En relation avec le départ prématuré du Professeur Konrad Morgan, nous avions posé une série de douze questions au président du Conseil d’administration de l’Université, le Professeur Jugessur, pro-chancelier, pour éclairer la population sur les vraies raisons de ce départ. Sur les douze questions, il a répondu seulement à la première question, qu’il n’y avait pas de candidat mauricien à la hauteur du poste, deux ans de cela. Il esquive les autres questions, sauf deux mais dont les réponses comportent des lacunes : un score peu flatteur, que nous allons corriger dans cette lettre.
Voyons en face, donc, la vérité que M. Jugessur esquive et pour laquelle nous avons suffisamment de documents officiels pour le prouver.
Prof Morgan fut mandaté par le Conseil pour travailler sur un plan de réforme.
Prof Morgan avait déjà produit un document de 150 pages sur les faiblesses de l’Université après avoir rencontré tous les employés de l’institution. Ce document est à la base de départ du plan de réforme subséquent.
Vous aviez vous-même présidé le sous-comité pour étudier et finaliser le plan de réforme. Le plan final, approuvé à l’unanimité par votre sous-comité, fut présenté au conseil le 26 août. Les recommandations du sous-comité furent également approuvées par le Conseil.
Le plan fut également présenté au Sénat, malgré votre intervention pour retarder cette consultation, qui exprima ses points de vue. Il n’y avait aucune objection d’une quelconque nature académique de la part du Sénat et le plan fut donc ratifié par le Conseil le 3 octobre 2011. Le Conseil décida de référer le plan à un task force indépendent, présidé par M. Dan Bundhoo, pour préparer sa mise à exécution.
Concernant vos commentaires sur le task force, nous vous référons à l’interview de M. Dan Bundhoo (le Défi Quotidien du mardi 24 janvier) qui dément carrément ce que vous avancez. De plus, le travail effectué par le task force va dans le même sens que le plan approuvé par le Conseil et qui aurait dû, donc, être implémenté le 22 décembre 2011.

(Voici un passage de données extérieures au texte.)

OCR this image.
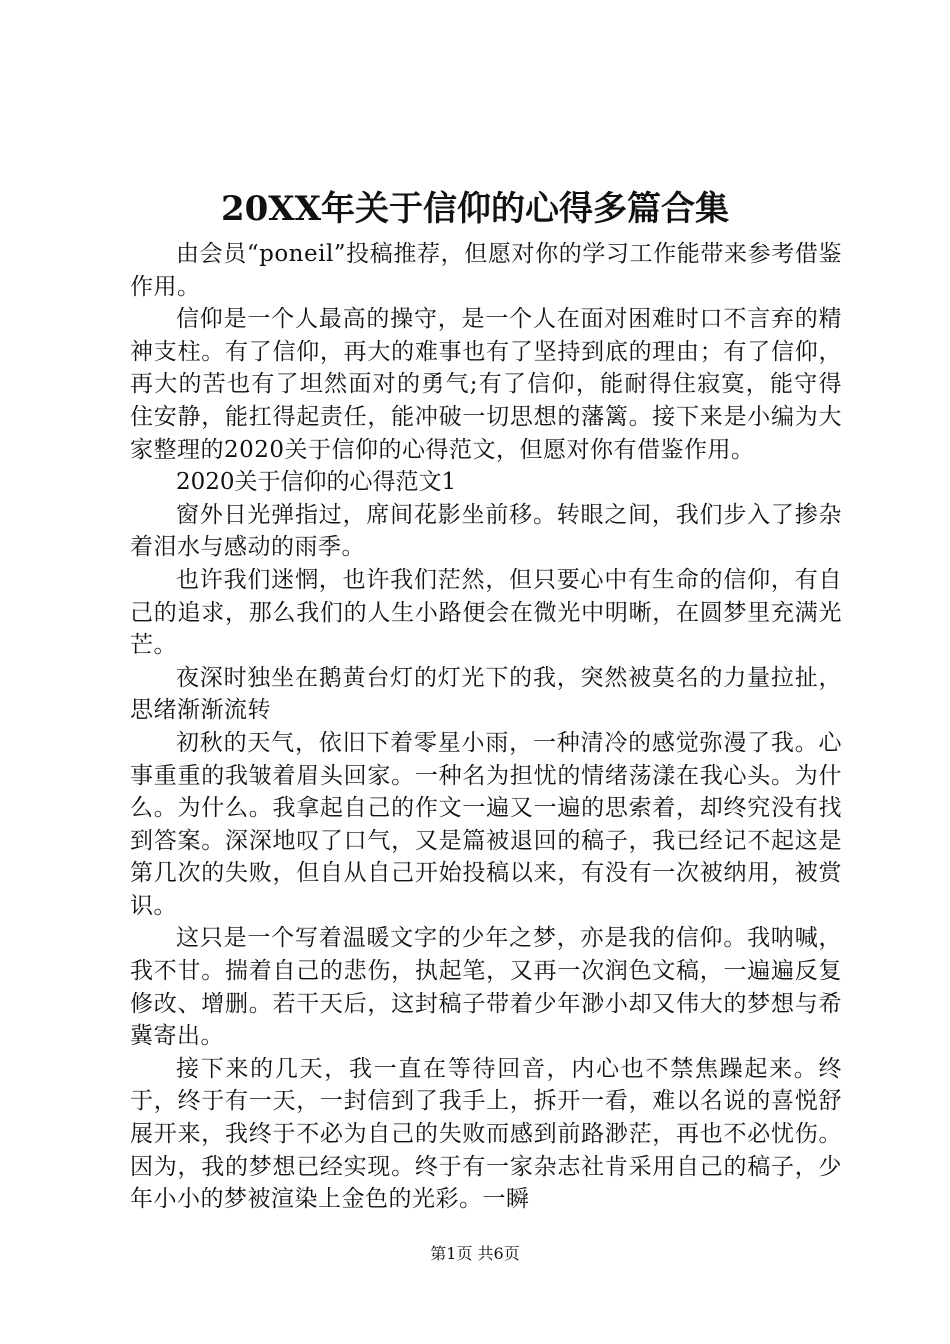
20XX年关于信仰的心得多篇合集

由会员“poneil”投稿推荐，但愿对你的学习工作能带来参考借鉴作用。

信仰是一个人最高的操守，是一个人在面对困难时口不言弃的精神支柱。有了信仰，再大的难事也有了坚持到底的理由；有了信仰，再大的苦也有了坦然面对的勇气;有了信仰，能耐得住寂寞，能守得住安静，能扛得起责任，能冲破一切思想的藩篱。接下来是小编为大家整理的2020关于信仰的心得范文，但愿对你有借鉴作用。

2020关于信仰的心得范文1

窗外日光弹指过，席间花影坐前移。转眼之间，我们步入了掺杂着泪水与感动的雨季。

也许我们迷惘，也许我们茫然，但只要心中有生命的信仰，有自己的追求，那么我们的人生小路便会在微光中明晰，在圆梦里充满光芒。

夜深时独坐在鹅黄台灯的灯光下的我，突然被莫名的力量拉扯，思绪渐渐流转

初秋的天气，依旧下着零星小雨，一种清冷的感觉弥漫了我。心事重重的我皱着眉头回家。一种名为担忧的情绪荡漾在我心头。为什么。为什么。我拿起自己的作文一遍又一遍的思索着，却终究没有找到答案。深深地叹了口气，又是篇被退回的稿子，我已经记不起这是第几次的失败，但自从自己开始投稿以来，有没有一次被纳用，被赏识。

这只是一个写着温暖文字的少年之梦，亦是我的信仰。我呐喊，我不甘。揣着自己的悲伤，执起笔，又再一次润色文稿，一遍遍反复修改、增删。若干天后，这封稿子带着少年渺小却又伟大的梦想与希冀寄出。

接下来的几天，我一直在等待回音，内心也不禁焦躁起来。终于，终于有一天，一封信到了我手上，拆开一看，难以名说的喜悦舒展开来，我终于不必为自己的失败而感到前路渺茫，再也不必忧伤。因为，我的梦想已经实现。终于有一家杂志社肯采用自己的稿子，少年小小的梦被渲染上金色的光彩。一瞬

第1页 共6页
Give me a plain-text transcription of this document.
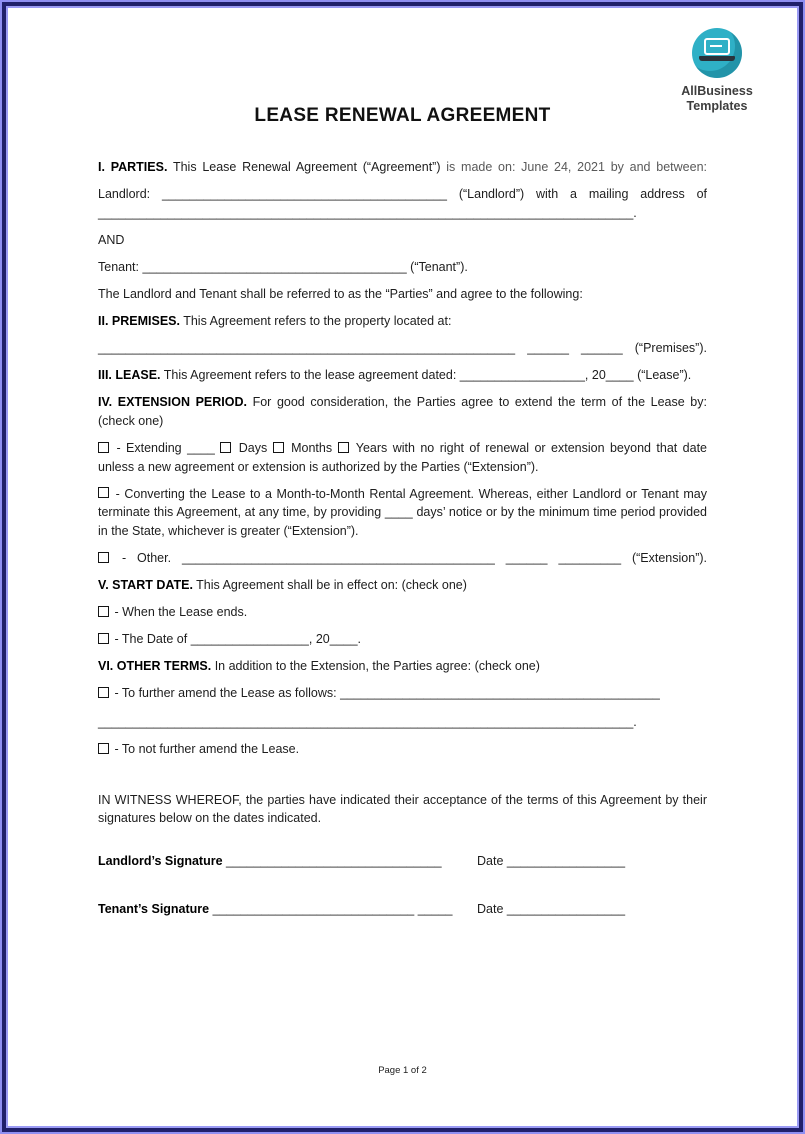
AllBusiness
Templates
LEASE RENEWAL AGREEMENT

I. PARTIES. This Lease Renewal Agreement (“Agreement”) is made on: June 24, 2021 by and between:

Landlord: _________________________________________ (“Landlord”) with a mailing address of _____________________________________________________________________________.

AND

Tenant: ______________________________________ (“Tenant”).

The Landlord and Tenant shall be referred to as the “Parties” and agree to the following:

II. PREMISES. This Agreement refers to the property located at:

____________________________________________________________ ______ ______ (“Premises”).

III. LEASE. This Agreement refers to the lease agreement dated: __________________, 20____ (“Lease”).

IV. EXTENSION PERIOD. For good consideration, the Parties agree to extend the term of the Lease by:

(check one)

- Extending ____ Days Months Years with no right of renewal or extension beyond that date unless a new agreement or extension is authorized by the Parties (“Extension”).

- Converting the Lease to a Month-to-Month Rental Agreement. Whereas, either Landlord or Tenant may terminate this Agreement, at any time, by providing ____ days’ notice or by the minimum time period provided in the State, whichever is greater (“Extension”).

- Other. _____________________________________________ ______ _________ (“Extension”).

V. START DATE. This Agreement shall be in effect on: (check one)

- When the Lease ends.

- The Date of _________________, 20____.

VI. OTHER TERMS. In addition to the Extension, the Parties agree: (check one)

- To further amend the Lease as follows: ______________________________________________

_____________________________________________________________________________.

- To not further amend the Lease.

IN WITNESS WHEREOF, the parties have indicated their acceptance of the terms of this Agreement by their signatures below on the dates indicated.

Landlord’s Signature _______________________________	Date _________________
Tenant’s Signature _____________________________ _____ Date _________________
Page 1 of 2
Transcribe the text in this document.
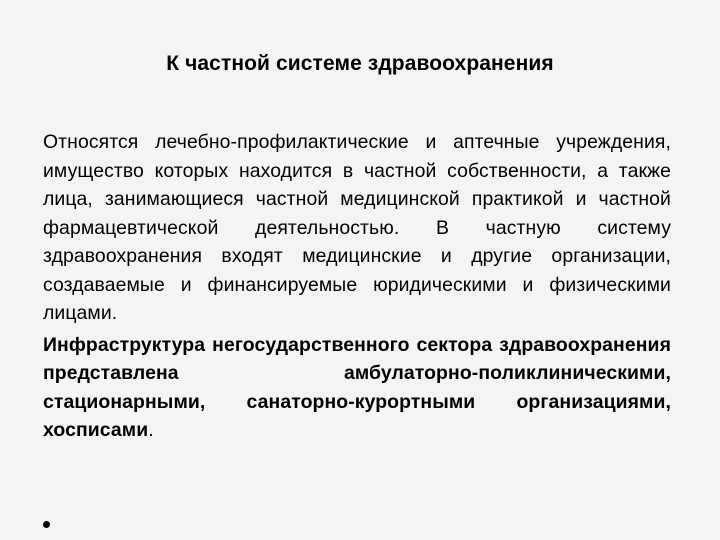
К частной системе здравоохранения

Относятся лечебно-профилактические и аптечные учреждения, имущество которых находится в частной собственности, а также лица, занимающиеся частной медицинской практикой и частной фармацевтической деятельностью. В частную систему здравоохранения входят медицинские и другие организации, создаваемые и финансируемые юридическими и физическими лицами.

Инфраструктура негосударственного сектора здравоохранения представлена амбулаторно-поликлиническими, стационарными, санаторно-курортными организациями, хосписами.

On connaît la suite des événements…
Vous prétendez n’avoir jamais dit à qui que ce soit qu’on ne peut aller de l’avant avec le plan. Nous vous référons, encore une fois, à votre propre déclaration au Mauricien du vendredi 13 janvier. Serait-ce donc le journal Le Mauricien qui aurait menti?
Concernant la requête du ministère pour avoir un observateur sur le Conseil, c’est bien vous, en tant que président du Conseil, qui avez décidé de considérer cette demande en l’incluant sur l’agenda du Conseil (réunion du Conseil de mars 2011). Vous ne pouvez pas maintenant nier les faits ni esquiver vos responsabilités. D’ailleurs, c’était le même scénario pour considérer la requête du ministre d’avoir les numéros de téléphone des chefs des départements pour organiser des réunions de travail avec lui (réunion du Conseil de septembre 2011). Heureusement pour l’Université, les membres du Conseil, soucieux de préserver l’autonomie de l’Université, ont eu le courage et la sagesse de rejeter ces tentatives malsaines.
L’Universite est une institution académique, donc, le plus important au coeur du processus sont les étudiants et les académiciens. Les autres ne sont que des instruments de support, certes importants – mais des accessoires néanmoins qui ne peuvent pas dicter leurs petites ambitions aux autres.
Que ça n’en deplaise à M. Jugessur, nous continuerons à combattre pour la défense et l’intérêt de nos institutions, tâche pronée par le Premier ministre lui-même.  
En lisant les informations dans la presse ces derniers temps, l’île Maurice regrette le départ prématuré et douloureux du Professeur Morgan. Le pays constate également que vous, M. Jugessur, n’avez pas été à la hauteur de vos responsabilités et que vous avez laissé tomber votre vice-chancelier. Votre présence à la tête de l’institution porte désormais atteinte à l’honneur et à la réputation de notre auguste Université.